La dificultosa revelación duró un buen rato mientras Jerónimo, destrozado y encogido, permanecía acurrucado en el generoso y flexible brazo de Rhun cuyo radiante y silencioso rostro contrastaba dolorosamente con el suyo. La variedad humana era tremendamente amplia.
—Padre, cuando se supo que las reliquias de santa Winifreda se habían colocado junto con la madera en el carro que había partido hacia Ramsey y ya no tuvimos ninguna duda acerca de cómo había ido a parar allí, pues todos nosotros sabíamos que sólo había podido ser él, surgió en mí la cólera contra el ladrón que se había atrevido a cometer semejante ultraje contra la santa y semejante ofensa contra nuestra casa. Y, cuando me enteré aquella noche de que había pedido y obtenido permiso para ir a Longner, temí que se nos escapara, ya fuera ausentándose o bien huyendo tras haber comprendido que la justicia todavía podía apresarle. No pude soportar la idea de que huyera. ¡Confieso que le odiaba! Pero os aseguro, padre, que no tenía la menor intención de matarle cuando salí para esperarle en el camino por el que yo sabía que tenía que regresar. No tenía ninguna intención de cometer un acto de violencia. En realidad, no sabía muy bien lo que iba a hacer…, tal vez enfrentarme con él, acusarle y hacerle comprender que ardería en el fuego del infierno si no confesaba su pecado y pagaba el precio de su culpa.

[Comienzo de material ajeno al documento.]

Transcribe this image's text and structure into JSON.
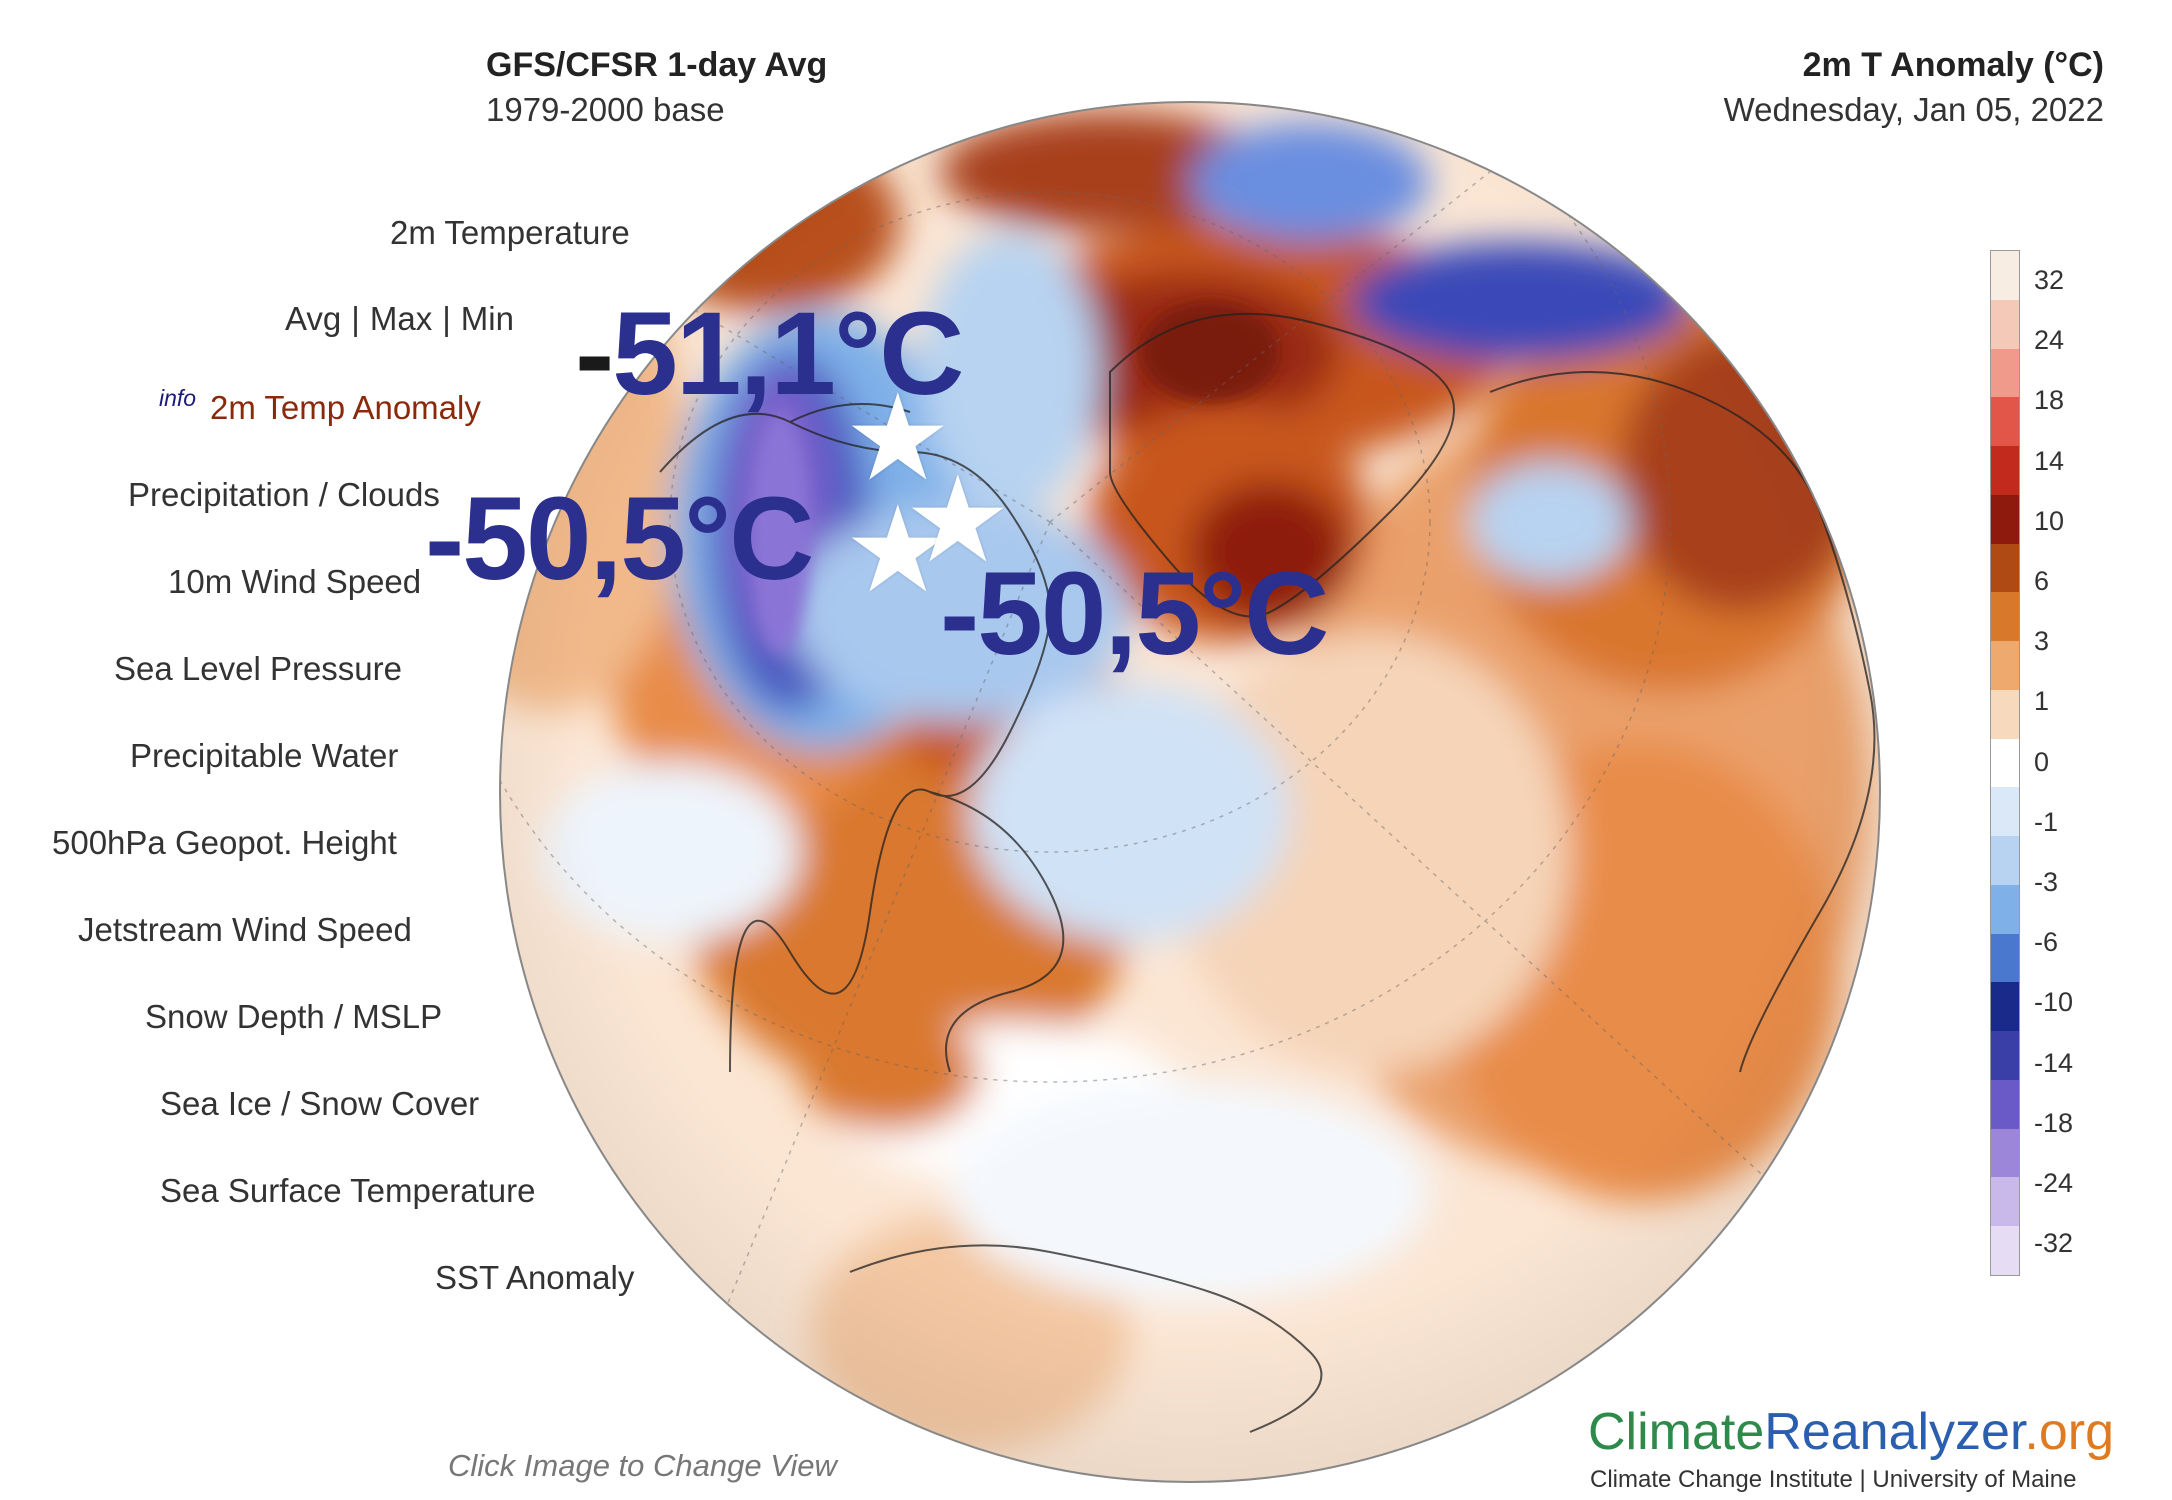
{
  "header": {
    "left_title": "GFS/CFSR 1-day Avg",
    "left_sub": "1979-2000 base",
    "right_title": "2m T Anomaly (°C)",
    "right_sub": "Wednesday, Jan 05, 2022"
  },
  "menu": {
    "temp_heading": "2m Temperature",
    "avg": "Avg",
    "max": "Max",
    "min": "Min",
    "sep": "|",
    "info": "info",
    "items": [
      "2m Temp Anomaly",
      "Precipitation / Clouds",
      "10m Wind Speed",
      "Sea Level Pressure",
      "Precipitable Water",
      "500hPa Geopot. Height",
      "Jetstream Wind Speed",
      "Snow Depth / MSLP",
      "Sea Ice / Snow Cover",
      "Sea Surface Temperature",
      "SST Anomaly"
    ]
  },
  "callouts": [
    {
      "minus": "-",
      "value": "51,1°C"
    },
    {
      "minus": "-",
      "value": "50,5°C"
    },
    {
      "minus": "-",
      "value": "50,5°C"
    }
  ],
  "legend": {
    "ticks": [
      "32",
      "24",
      "18",
      "14",
      "10",
      "6",
      "3",
      "1",
      "0",
      "-1",
      "-3",
      "-6",
      "-10",
      "-14",
      "-18",
      "-24",
      "-32"
    ],
    "colors": [
      "#f7ede2",
      "#f4c9b8",
      "#ef9a8a",
      "#e2564a",
      "#c22a1e",
      "#8e1a0e",
      "#b04a14",
      "#d8782a",
      "#eeaa6e",
      "#f7d9bd",
      "#ffffff",
      "#dbe8f7",
      "#b7d3f1",
      "#7fb0e8",
      "#4a78cf",
      "#1a2a8a",
      "#3a3fa8",
      "#6a5ac8",
      "#9b86da",
      "#c9b8ea",
      "#e6ddf5"
    ]
  },
  "footer": {
    "click_hint": "Click Image to Change View",
    "logo_part1": "Climate",
    "logo_part2": "Reanalyzer",
    "logo_part3": ".org",
    "logo_sub": "Climate Change Institute | University of Maine"
  },
  "icons": {
    "star": "star-icon"
  }
}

Mientras Jerónimo hacía una pausa para recuperar el resuello, el abad aprovechó para preguntar:
—¿Fuisteis allí con las manos vacías?
La pregunta tenía mucha intención, pero Jerónimo, en medio de su angustia, ni siquiera se dio cuenta.
—¡Por supuesto, padre! ¿Qué queríais que llevara?
—¡No importa! Seguid.
—Padre, ¿qué otra cosa os puedo decir? Cuando oí que alguien bajaba por el camino entre los arbustos, pensé que sólo podía ser Tutilo. No sabía por qué camino vendría el otro joven; sólo sabía que éste ya habría venido en vano y se habría vuelto a marchar, tal como quería que hiciera el ladrón. El joven bajaba alegremente por el camino, silbando melodías profanas. Estaba cometiendo un pecado tras otro, pensé, y tomándose a la ligera los asuntos de este mundo…, no pude resistirlo. Recogí una rama caída y, cuando pasó por mi lado, le golpeé la cabeza. Cayó al suelo atravesado en el camino —dijo Jerónimo entre sollozos— y la cogulla que le cubría la cabeza le resbaló hacia atrás. ¡No movía tan siquiera una mano! Me acerqué, me arrodillé a su lado y entonces le vi la cara. A pesar de la oscuridad, fue suficiente. ¡Aquél no era mi enemigo, ni el enemigo de la santa ni el ladrón! ¡Y yo lo había matado! Entonces le dejé allí…, mareado y tembloroso, le dejé allí y me escondí, pero él me persigue en todo momento desde entonces. Confieso mi horrendo pecado, me arrepiento amargamente y lamento el día y la hora en que levanté la mano contra un inocente. ¡Pero soy un asesino!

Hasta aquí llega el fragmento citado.